The dog, of course, immediately started to nuzzle me and lick me. He’s that kind of dog. Very sweet. But what I really needed was a hug and some understanding, and I got that.

We sat on the floor while I cried and talked. I always sit on the floor during these spells – for some reason, it just works for me. I cried myself out and we just sat there for a while. Then for some reason, I started crying again. Still, having someone there was extremely comforting.

Eventually I wore myself out. My friend and his dog left (he mentioned leaving the dog, but I was too weak to care for him.) I fell asleep on the couch to an old movie that I often watch when I don’t feel well. I woke up less than an hour later and found the nausea had subsided enough that I could drink a little water. Lots of diarrhea and lots of crying can really dehydrate a person. Then I stumbled to bed. I slept fitfully, but got through the night.

Monday was a bust. I cancelled plans and ate almost nothing. But it didn’t get that bad again. Tuesday was better, and I even left the apartment. And today is better still (though it’s after noon and I’m still in my pajamas, so it’s not fantastic – I try to get dressed by noon every day when I can.)

So why am I sharing this? I’m sharing it for a few reasons. For one, amongst my friends with chronic illness, I’m often seen as the strong one. Strangers online (both through this anonymous blog and under my real name) say that I’m a role model. I have my shit together. I’ve got a good handle on all of this. I work my butt off to take care of my health, research new treatments, find the best doctors and practitioners. That’s all true. But that doesn’t mean I don’t have really bad times, too.
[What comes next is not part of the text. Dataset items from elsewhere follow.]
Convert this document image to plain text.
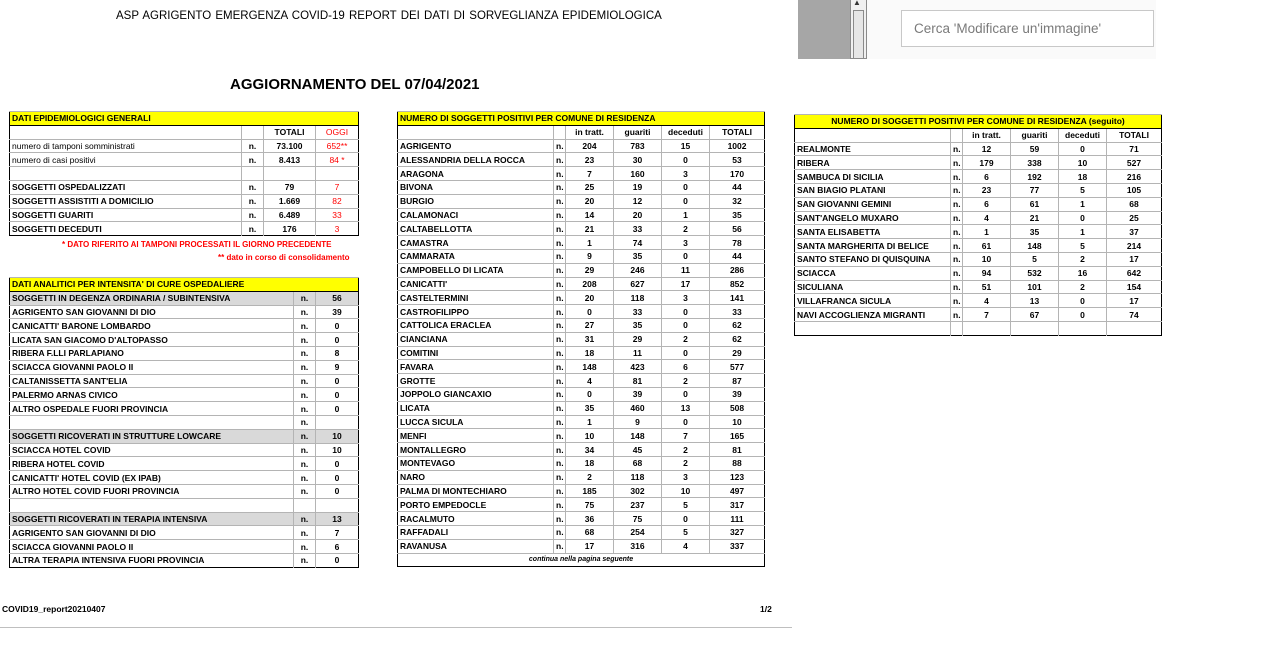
ASP AGRIGENTO EMERGENZA COVID-19 REPORT DEI DATI DI SORVEGLIANZA EPIDEMIOLOGICA
AGGIORNAMENTO DEL 07/04/2021
▲
Cerca 'Modificare un'immagine'
DATI EPIDEMIOLOGICI GENERALI			
		TOTALI	OGGI
numero di tamponi somministrati	n.	73.100	652**
numero di casi positivi	n.	8.413	84 *

SOGGETTI OSPEDALIZZATI	n.	79	7
SOGGETTI ASSISTITI A DOMICILIO	n.	1.669	82
SOGGETTI GUARITI	n.	6.489	33
SOGGETTI DECEDUTI	n.	176	3
* DATO RIFERITO AI TAMPONI PROCESSATI IL GIORNO PRECEDENTE
** dato in corso di consolidamento
DATI ANALITICI PER INTENSITA' DI CURE OSPEDALIERE		
SOGGETTI IN DEGENZA ORDINARIA / SUBINTENSIVA	n.	56
AGRIGENTO SAN GIOVANNI DI DIO	n.	39
CANICATTI' BARONE LOMBARDO	n.	0
LICATA SAN GIACOMO D'ALTOPASSO	n.	0
RIBERA F.LLI PARLAPIANO	n.	8
SCIACCA GIOVANNI PAOLO II	n.	9
CALTANISSETTA SANT'ELIA	n.	0
PALERMO ARNAS CIVICO	n.	0
ALTRO OSPEDALE FUORI PROVINCIA	n.	0
	n.	
SOGGETTI RICOVERATI IN STRUTTURE LOWCARE	n.	10
SCIACCA HOTEL COVID	n.	10
RIBERA HOTEL COVID	n.	0
CANICATTI' HOTEL COVID (EX IPAB)	n.	0
ALTRO HOTEL COVID FUORI PROVINCIA	n.	0

SOGGETTI RICOVERATI IN TERAPIA INTENSIVA	n.	13
AGRIGENTO SAN GIOVANNI DI DIO	n.	7
SCIACCA GIOVANNI PAOLO II	n.	6
ALTRA TERAPIA INTENSIVA FUORI PROVINCIA	n.	0
NUMERO DI SOGGETTI POSITIVI PER COMUNE DI RESIDENZA					
		in tratt.	guariti	deceduti	TOTALI
AGRIGENTO	n.	204	783	15	1002
ALESSANDRIA DELLA ROCCA	n.	23	30	0	53
ARAGONA	n.	7	160	3	170
BIVONA	n.	25	19	0	44
BURGIO	n.	20	12	0	32
CALAMONACI	n.	14	20	1	35
CALTABELLOTTA	n.	21	33	2	56
CAMASTRA	n.	1	74	3	78
CAMMARATA	n.	9	35	0	44
CAMPOBELLO DI LICATA	n.	29	246	11	286
CANICATTI'	n.	208	627	17	852
CASTELTERMINI	n.	20	118	3	141
CASTROFILIPPO	n.	0	33	0	33
CATTOLICA ERACLEA	n.	27	35	0	62
CIANCIANA	n.	31	29	2	62
COMITINI	n.	18	11	0	29
FAVARA	n.	148	423	6	577
GROTTE	n.	4	81	2	87
JOPPOLO GIANCAXIO	n.	0	39	0	39
LICATA	n.	35	460	13	508
LUCCA SICULA	n.	1	9	0	10
MENFI	n.	10	148	7	165
MONTALLEGRO	n.	34	45	2	81
MONTEVAGO	n.	18	68	2	88
NARO	n.	2	118	3	123
PALMA DI MONTECHIARO	n.	185	302	10	497
PORTO EMPEDOCLE	n.	75	237	5	317
RACALMUTO	n.	36	75	0	111
RAFFADALI	n.	68	254	5	327
RAVANUSA	n.	17	316	4	337
continua nella pagina seguente					
NUMERO DI SOGGETTI POSITIVI PER COMUNE DI RESIDENZA (seguito)					
		in tratt.	guariti	deceduti	TOTALI
REALMONTE	n.	12	59	0	71
RIBERA	n.	179	338	10	527
SAMBUCA DI SICILIA	n.	6	192	18	216
SAN BIAGIO PLATANI	n.	23	77	5	105
SAN GIOVANNI GEMINI	n.	6	61	1	68
SANT'ANGELO MUXARO	n.	4	21	0	25
SANTA ELISABETTA	n.	1	35	1	37
SANTA MARGHERITA DI BELICE	n.	61	148	5	214
SANTO STEFANO DI QUISQUINA	n.	10	5	2	17
SCIACCA	n.	94	532	16	642
SICULIANA	n.	51	101	2	154
VILLAFRANCA SICULA	n.	4	13	0	17
NAVI ACCOGLIENZA MIGRANTI	n.	7	67	0	74

COVID19_report20210407	1/2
I think we all need to remember that the people who seem to be great probably have bad times behind closed doors where we can’t see them. It’s important not to idealize people, but to see them as they are.
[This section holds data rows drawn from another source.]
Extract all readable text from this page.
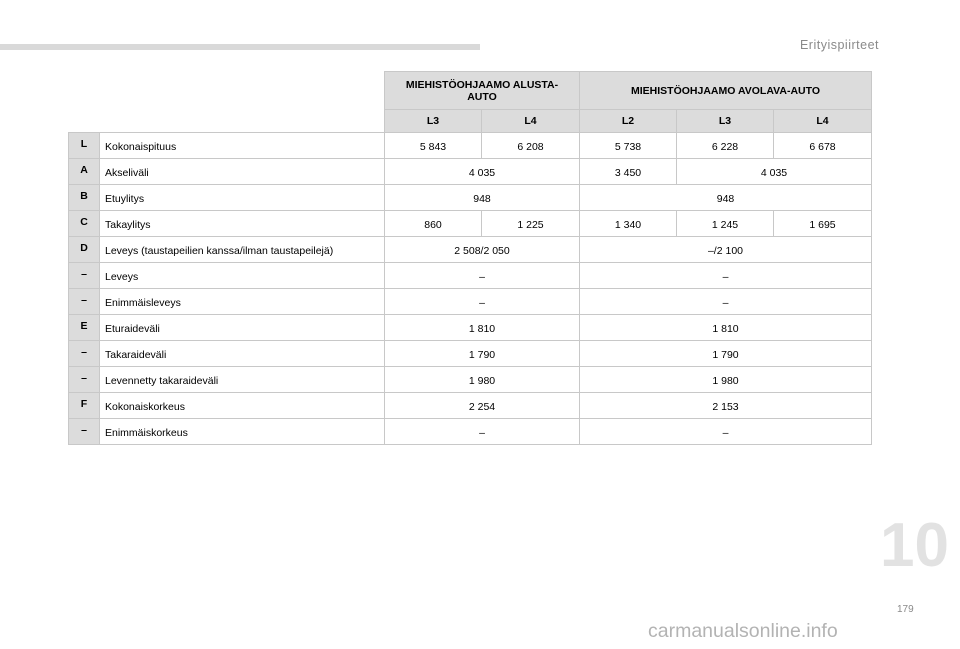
Erityispiirteet
		MIEHISTÖOHJAAMO ALUSTA-AUTO		MIEHISTÖOHJAAMO AVOLAVA-AUTO		
		L3	L4	L2	L3	L4
L	Kokonaispituus	5 843	6 208	5 738	6 228	6 678
A	Akseliväli	4 035		3 450	4 035	
B	Etuylitys	948		948		
C	Takaylitys	860	1 225	1 340	1 245	1 695
D	Leveys (taustapeilien kanssa/ilman taustapeilejä)	2 508/2 050		–/2 100		
–	Leveys	–		–		
–	Enimmäisleveys	–		–		
E	Eturaideväli	1 810		1 810		
–	Takaraideväli	1 790		1 790		
–	Levennetty takaraideväli	1 980		1 980		
F	Kokonaiskorkeus	2 254		2 153		
–	Enimmäiskorkeus	–		–		
10
179
carmanualsonline.info
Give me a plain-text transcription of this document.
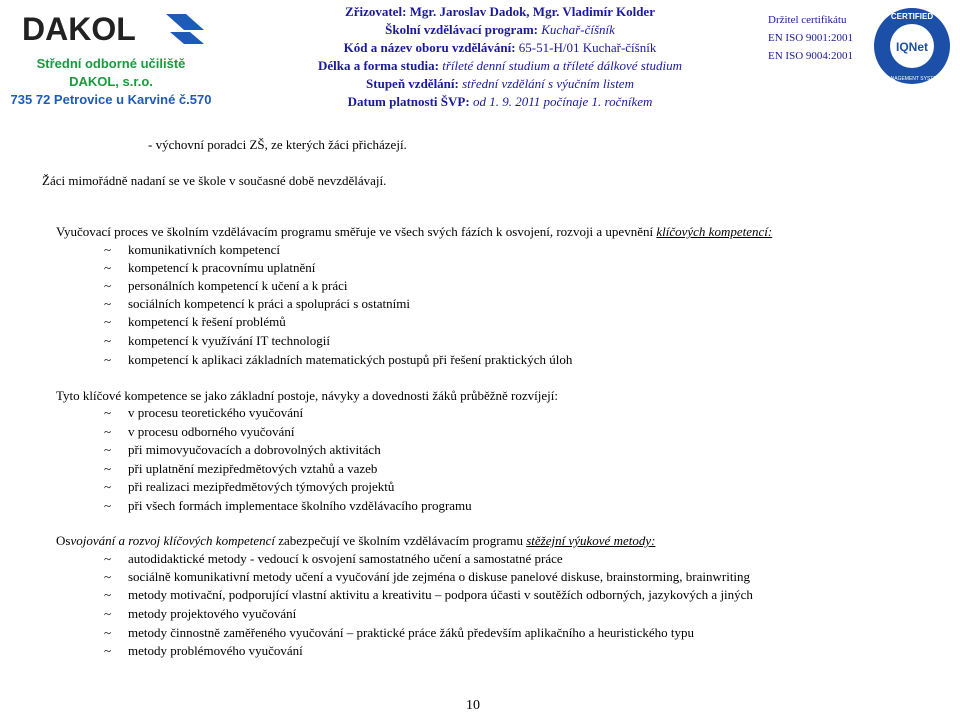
DAKOL
Střední odborné učiliště
DAKOL, s.r.o.
735 72 Petrovice u Karviné č.570
Zřizovatel: Mgr. Jaroslav Dadok, Mgr. Vladimír Kolder
Školní vzdělávací program: Kuchař-číšník
Kód a název oboru vzdělávání: 65-51-H/01 Kuchař-číšník
Délka a forma studia: tříleté denní studium a tříleté dálkové studium
Stupeň vzdělání: střední vzdělání s výučním listem
Datum platnosti ŠVP: od 1. 9. 2011 počínaje 1. ročníkem
Držitel certifikátu
EN ISO 9001:2001
EN ISO 9004:2001
IQNet
CERTIFIED
MANAGEMENT SYSTEM
- výchovní poradci ZŠ, ze kterých žáci přicházejí.
Žáci mimořádně nadaní se ve škole v současné době nevzdělávají.
Vyučovací proces ve školním vzdělávacím programu směřuje ve všech svých fázích k osvojení, rozvoji a upevnění klíčových kompetencí:
~ komunikativních kompetencí
~ kompetencí k pracovnímu uplatnění
~ personálních kompetencí k učení a k práci
~ sociálních kompetencí k práci a spolupráci s ostatními
~ kompetencí k řešení problémů
~ kompetencí k využívání IT technologií
~ kompetencí k aplikaci základních matematických postupů při řešení praktických úloh
Tyto klíčové kompetence se jako základní postoje, návyky a dovednosti žáků průběžně rozvíjejí:
~ v procesu teoretického vyučování
~ v procesu odborného vyučování
~ při mimovyučovacích a dobrovolných aktivitách
~ při uplatnění mezipředmětových vztahů a vazeb
~ při realizaci mezipředmětových týmových projektů
~ při všech formách implementace školního vzdělávacího programu
Osvojování a rozvoj klíčových kompetencí zabezpečují ve školním vzdělávacím programu stěžejní výukové metody:
~ autodidaktické metody - vedoucí k osvojení samostatného učení a samostatné práce
~ sociálně komunikativní metody učení a vyučování jde zejména o diskuse panelové diskuse, brainstorming, brainwriting
~ metody motivační, podporující vlastní aktivitu a kreativitu – podpora účasti v soutěžích odborných, jazykových a jiných
~ metody projektového vyučování
~ metody činnostně zaměřeného vyučování – praktické práce žáků především aplikačního a heuristického typu
~ metody problémového vyučování
10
It’s a reminder that we all have our struggles. We struggle, and then hopefully we have better days, too. We don’t need to assume someone is perfect in order to have them as a role model.

I’m not perfect. I’m still continuing to fight every day for the best health possible. I want to believe that one day those episodes will end. Until then, I will just keep on trying. Because what else can I do?